The need to publish may shed some light on decisions. Talk about journals as the starting point might seem off track when the most immediate need is to choose style for the thesis, but the style within the thesis should be a good fit for future publication. The upside of interdisciplarity is that research framing may make it possible to take the same research findings into two articles in different disciplinary outlets. 

Then within the interdisciplinary thesis, defence of writing choices can deflect examiner criticism. Here’s an example: ‘I chose the epistemology of Social Science with respect to how crucial it is in this area to factor in the cultural, social and political preference of users. Thus personal pronouns governing active verbs occur in many places in this Engineering thesis.’
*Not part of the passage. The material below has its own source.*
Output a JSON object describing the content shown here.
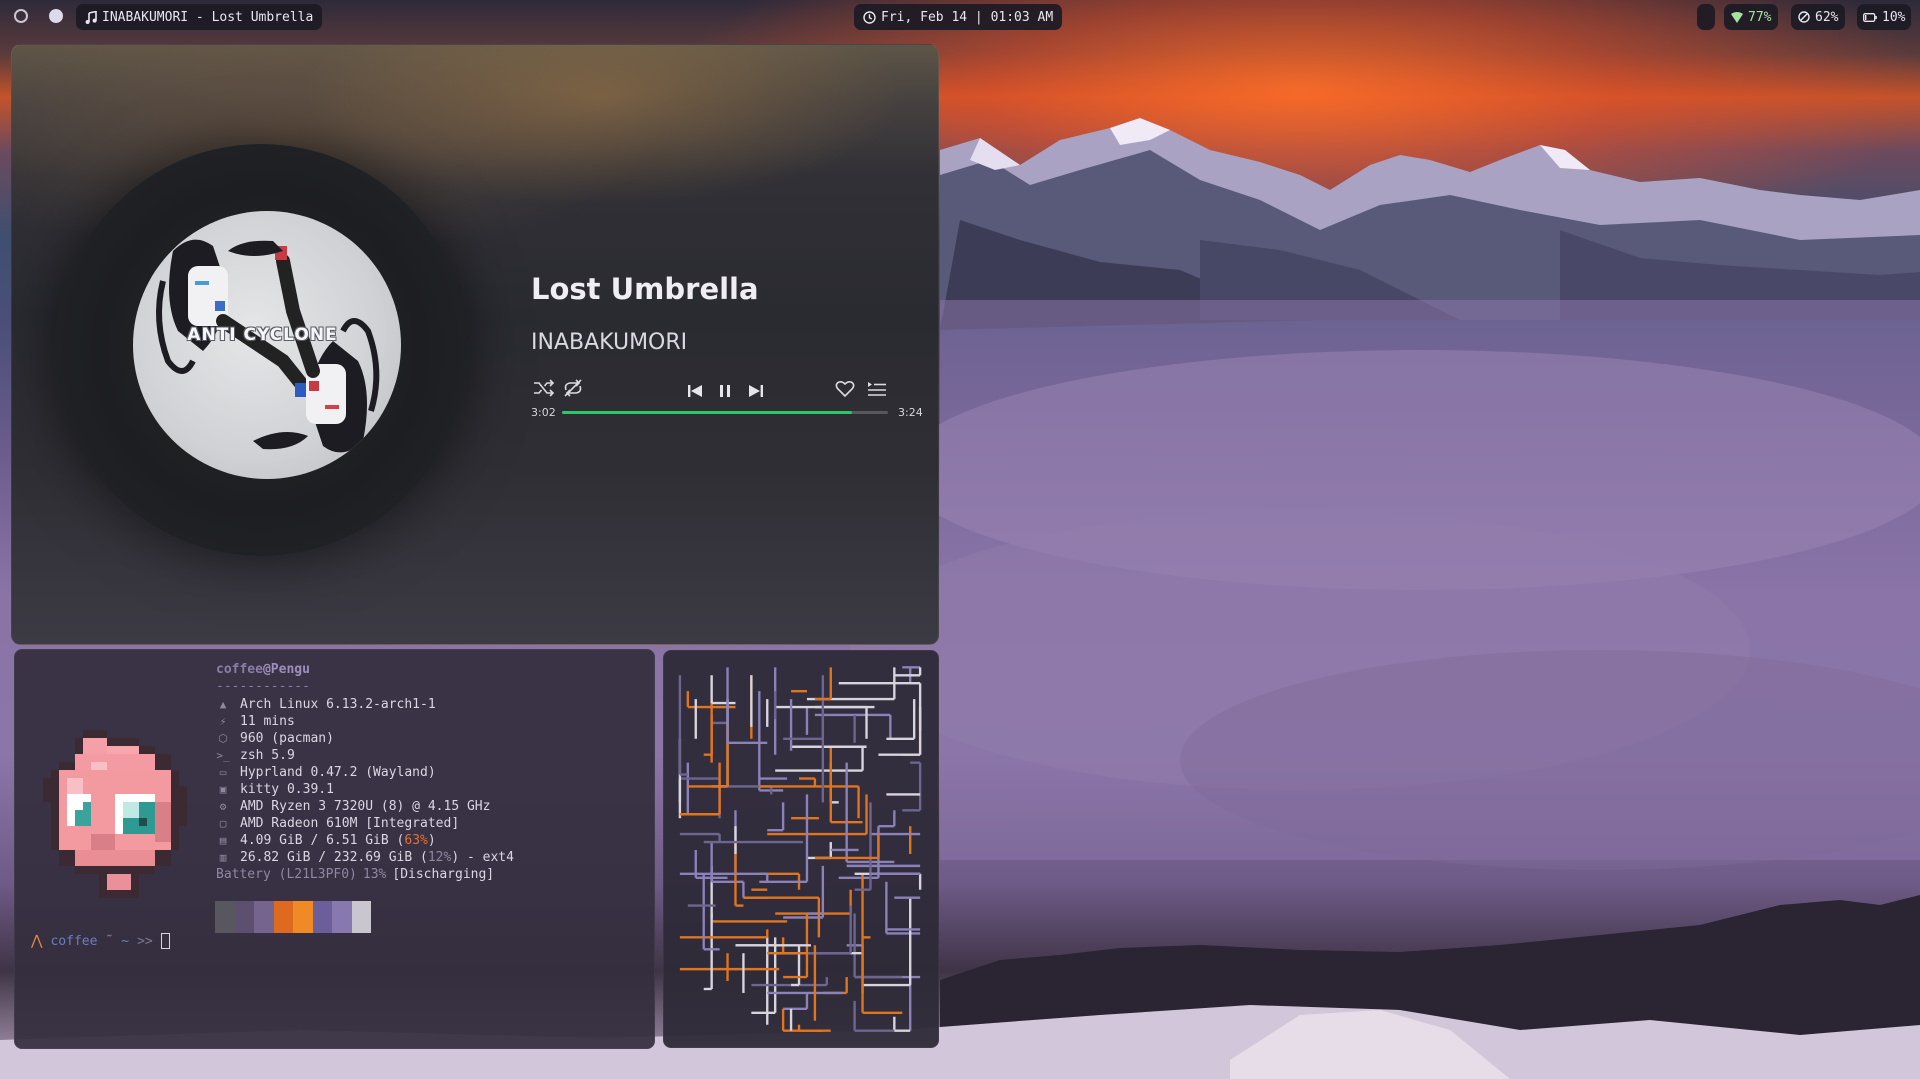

One candidate drew on hard science methods in a highly cultural and spiritual research project ‘to counter any possibility that what I find would be dismissed as native “mumbo jumbo”’ (Baker, 2014, p. 26). Baker’s (2014) thesis is worth looking at for how bravely it crosses disciplines with a fixed purpose, how firmly it defends the crossing and how rich the result is.

That leads back to the idea of borderlands. When I wrote on interdisciplinary doctorates in 2011, I used borderland theory. That functions as an extended metaphor for the trade that people make across borderlands: often illicit, so both risky and potentially very profitable; often with rules that shift; always working across cultures. Does it help with thesis-writing to keep that metaphor in mind as confirmation that borderland crossing is something people have done for ever, because it is worth doing?

If you have experience in supporting interdisciplinary doctoral writing, please post a comment, or let us know if you would like to offer a blog post on this topic. Interdisciplinary research seems more relevant now than it was in 2011, and we could share ways to support it.

And as a postscript, that borderlands metaphor is in play in a Special Issue of Teaching in Higher Education journal on doctoral education: ‘Working in the borderlands: critical perspectives on doctoral education’ which is now formally published as Volume 26, Issue 3. 

References

Mary-Anne Cheryl Tapu Augustine Baker, M-A. C. T. A. (2014). He Ariariatanga Whakangawari No te Maori: He Rangimarietanga i Tua o Te Arai: A Theory of Maori Palliation: A Peaceful Journey through the Veil. PhD, University of Auckland.

Carter, S. (2011). Interdisciplinary thesis practicalities: How to negotiate the borderlands. In Batchelor, J. & Roche, L (Eds.), Student Retention and Success: Sharing and Evaluating Best Practice: Proceedings of the 2009 Annual International Conference of the Association of Tertiary Learning Advisors of Aotearoa/New Zealand (ATLAANZ) (pp. 1-10). Christchurch: ATLAANZ.